Reconnection Problems When Using pylon 7.0 or Below

If an application is terminated or crashes before it properly closed the connection to the camera, the camera keeps the connection open until the heartbeat timeout expires. Until the heartbeat timeout has expired, the camera refuses any further connection attempt. When restarting your application or starting another application requesting access to the camera, you will receive an error stating that the device is currently in use.

This usually happens if you stop your application using the debugger or if your application terminates unexpectedly. To open the camera again, you must either wait until the timeout has elapsed or temporarily disconnect the camera from the network.

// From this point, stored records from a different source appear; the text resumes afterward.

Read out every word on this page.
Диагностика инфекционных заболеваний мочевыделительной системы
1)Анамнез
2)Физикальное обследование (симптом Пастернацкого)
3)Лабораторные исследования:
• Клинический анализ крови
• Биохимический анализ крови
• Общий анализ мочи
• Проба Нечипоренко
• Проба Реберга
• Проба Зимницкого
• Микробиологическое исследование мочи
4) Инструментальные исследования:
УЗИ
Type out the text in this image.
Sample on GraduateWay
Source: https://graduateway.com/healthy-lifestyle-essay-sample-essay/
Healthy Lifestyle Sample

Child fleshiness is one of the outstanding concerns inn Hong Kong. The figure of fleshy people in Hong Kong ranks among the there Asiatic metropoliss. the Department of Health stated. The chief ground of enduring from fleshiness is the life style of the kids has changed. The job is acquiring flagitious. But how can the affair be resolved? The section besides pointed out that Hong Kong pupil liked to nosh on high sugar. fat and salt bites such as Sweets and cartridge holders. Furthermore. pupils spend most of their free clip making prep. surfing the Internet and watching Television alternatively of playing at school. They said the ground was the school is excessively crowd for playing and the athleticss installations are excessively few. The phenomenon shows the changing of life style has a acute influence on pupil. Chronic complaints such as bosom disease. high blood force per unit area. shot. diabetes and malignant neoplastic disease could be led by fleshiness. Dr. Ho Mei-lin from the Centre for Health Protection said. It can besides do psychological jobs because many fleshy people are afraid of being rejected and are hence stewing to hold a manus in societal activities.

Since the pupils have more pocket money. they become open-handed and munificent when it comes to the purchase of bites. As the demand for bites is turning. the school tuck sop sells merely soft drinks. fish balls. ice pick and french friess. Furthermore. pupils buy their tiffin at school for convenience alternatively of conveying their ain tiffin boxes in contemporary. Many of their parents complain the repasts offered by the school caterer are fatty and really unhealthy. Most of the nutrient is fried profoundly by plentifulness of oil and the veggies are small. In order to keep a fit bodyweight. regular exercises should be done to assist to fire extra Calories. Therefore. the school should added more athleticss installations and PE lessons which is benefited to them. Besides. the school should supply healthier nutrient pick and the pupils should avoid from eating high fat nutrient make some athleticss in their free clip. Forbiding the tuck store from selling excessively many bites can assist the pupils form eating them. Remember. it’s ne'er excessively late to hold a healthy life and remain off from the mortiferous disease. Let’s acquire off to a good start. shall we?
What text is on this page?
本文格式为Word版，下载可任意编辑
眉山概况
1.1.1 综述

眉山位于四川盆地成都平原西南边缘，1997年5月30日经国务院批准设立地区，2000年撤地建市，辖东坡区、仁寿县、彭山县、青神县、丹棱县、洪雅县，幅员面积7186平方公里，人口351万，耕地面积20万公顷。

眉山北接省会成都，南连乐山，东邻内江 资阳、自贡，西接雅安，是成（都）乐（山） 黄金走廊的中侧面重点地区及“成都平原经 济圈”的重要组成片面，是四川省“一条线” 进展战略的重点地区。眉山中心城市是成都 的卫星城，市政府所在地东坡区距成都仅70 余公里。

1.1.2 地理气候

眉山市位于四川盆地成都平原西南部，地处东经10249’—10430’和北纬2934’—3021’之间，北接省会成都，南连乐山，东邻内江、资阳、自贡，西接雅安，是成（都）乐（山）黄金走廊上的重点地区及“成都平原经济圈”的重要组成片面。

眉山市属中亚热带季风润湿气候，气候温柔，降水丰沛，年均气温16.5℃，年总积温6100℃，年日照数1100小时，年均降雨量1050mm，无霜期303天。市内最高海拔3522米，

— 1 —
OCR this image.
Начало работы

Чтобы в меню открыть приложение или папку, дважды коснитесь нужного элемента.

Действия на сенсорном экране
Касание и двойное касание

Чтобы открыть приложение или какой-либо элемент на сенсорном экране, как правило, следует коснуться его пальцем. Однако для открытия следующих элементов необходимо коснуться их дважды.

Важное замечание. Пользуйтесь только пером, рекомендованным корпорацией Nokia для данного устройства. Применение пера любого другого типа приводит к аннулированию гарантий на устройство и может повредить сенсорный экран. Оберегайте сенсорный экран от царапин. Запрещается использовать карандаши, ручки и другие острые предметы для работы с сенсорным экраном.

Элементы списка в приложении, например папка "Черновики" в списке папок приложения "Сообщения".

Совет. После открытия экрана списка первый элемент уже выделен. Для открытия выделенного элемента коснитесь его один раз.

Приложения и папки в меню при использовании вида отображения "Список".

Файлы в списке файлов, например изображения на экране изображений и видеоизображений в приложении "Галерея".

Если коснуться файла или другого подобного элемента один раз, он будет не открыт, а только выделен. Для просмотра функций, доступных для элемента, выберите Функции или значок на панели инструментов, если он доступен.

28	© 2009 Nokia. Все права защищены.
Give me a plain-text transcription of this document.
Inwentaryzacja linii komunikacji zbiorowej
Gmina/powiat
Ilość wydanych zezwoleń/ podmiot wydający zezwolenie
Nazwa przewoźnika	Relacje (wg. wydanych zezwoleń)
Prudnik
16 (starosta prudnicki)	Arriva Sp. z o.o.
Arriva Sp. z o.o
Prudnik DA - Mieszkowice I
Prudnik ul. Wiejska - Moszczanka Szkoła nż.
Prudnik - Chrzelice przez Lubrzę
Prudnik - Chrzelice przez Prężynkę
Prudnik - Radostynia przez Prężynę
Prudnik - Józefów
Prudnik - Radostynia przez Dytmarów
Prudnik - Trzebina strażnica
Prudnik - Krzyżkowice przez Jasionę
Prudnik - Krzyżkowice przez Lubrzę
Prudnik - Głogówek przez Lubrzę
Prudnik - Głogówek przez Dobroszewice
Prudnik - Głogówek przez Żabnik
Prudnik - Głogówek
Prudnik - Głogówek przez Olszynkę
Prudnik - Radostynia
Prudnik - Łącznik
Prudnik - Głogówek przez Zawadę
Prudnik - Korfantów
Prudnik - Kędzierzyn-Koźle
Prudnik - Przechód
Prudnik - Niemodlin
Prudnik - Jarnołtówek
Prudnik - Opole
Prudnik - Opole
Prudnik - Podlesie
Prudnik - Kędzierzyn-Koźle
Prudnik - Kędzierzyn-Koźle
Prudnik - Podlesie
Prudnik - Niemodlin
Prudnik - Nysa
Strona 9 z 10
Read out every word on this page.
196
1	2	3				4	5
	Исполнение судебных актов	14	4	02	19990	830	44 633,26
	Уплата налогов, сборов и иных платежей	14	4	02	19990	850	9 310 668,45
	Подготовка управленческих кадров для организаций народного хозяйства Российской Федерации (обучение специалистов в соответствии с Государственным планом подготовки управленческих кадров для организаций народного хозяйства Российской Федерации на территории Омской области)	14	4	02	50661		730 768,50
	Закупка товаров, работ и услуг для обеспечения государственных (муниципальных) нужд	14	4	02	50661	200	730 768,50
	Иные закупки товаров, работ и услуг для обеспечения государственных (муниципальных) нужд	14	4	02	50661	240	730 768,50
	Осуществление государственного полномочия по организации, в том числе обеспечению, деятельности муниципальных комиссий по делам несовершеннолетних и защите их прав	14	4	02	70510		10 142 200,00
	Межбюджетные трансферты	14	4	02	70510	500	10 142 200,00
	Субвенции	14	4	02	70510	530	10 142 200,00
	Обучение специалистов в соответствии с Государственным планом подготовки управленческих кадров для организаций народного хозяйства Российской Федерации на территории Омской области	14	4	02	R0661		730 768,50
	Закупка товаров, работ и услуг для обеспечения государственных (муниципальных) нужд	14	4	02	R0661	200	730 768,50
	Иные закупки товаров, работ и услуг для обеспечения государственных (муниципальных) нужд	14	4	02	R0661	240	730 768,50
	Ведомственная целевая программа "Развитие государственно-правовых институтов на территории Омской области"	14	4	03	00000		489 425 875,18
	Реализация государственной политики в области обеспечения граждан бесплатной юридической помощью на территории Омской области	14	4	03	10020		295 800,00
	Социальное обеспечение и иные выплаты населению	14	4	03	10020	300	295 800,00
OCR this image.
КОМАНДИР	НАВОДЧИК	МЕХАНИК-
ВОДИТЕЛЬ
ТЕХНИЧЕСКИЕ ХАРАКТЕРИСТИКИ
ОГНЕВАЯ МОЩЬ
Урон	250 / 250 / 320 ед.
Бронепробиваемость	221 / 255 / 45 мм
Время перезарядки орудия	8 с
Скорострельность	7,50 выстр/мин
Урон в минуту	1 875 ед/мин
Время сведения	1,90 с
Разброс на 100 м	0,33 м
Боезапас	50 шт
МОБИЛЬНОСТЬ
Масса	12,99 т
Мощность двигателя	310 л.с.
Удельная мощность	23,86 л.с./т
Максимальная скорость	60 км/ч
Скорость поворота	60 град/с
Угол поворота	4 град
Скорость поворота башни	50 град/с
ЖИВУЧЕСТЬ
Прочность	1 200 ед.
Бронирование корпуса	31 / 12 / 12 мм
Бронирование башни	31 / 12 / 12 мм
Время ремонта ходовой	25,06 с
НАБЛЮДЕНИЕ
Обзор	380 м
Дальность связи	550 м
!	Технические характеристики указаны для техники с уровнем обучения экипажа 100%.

To work around this, you can override the automatic adjustment of the heartbeat timeout when the application is running under the control of a debugger by setting the environment variable named GEV_HEARTBEAT_TIMEOUT to the desired timeout in milliseconds. Alternatively, you can set the heartbeat timeout in your application using the pylon API as shown in the DeviceRemovalHandling sample program.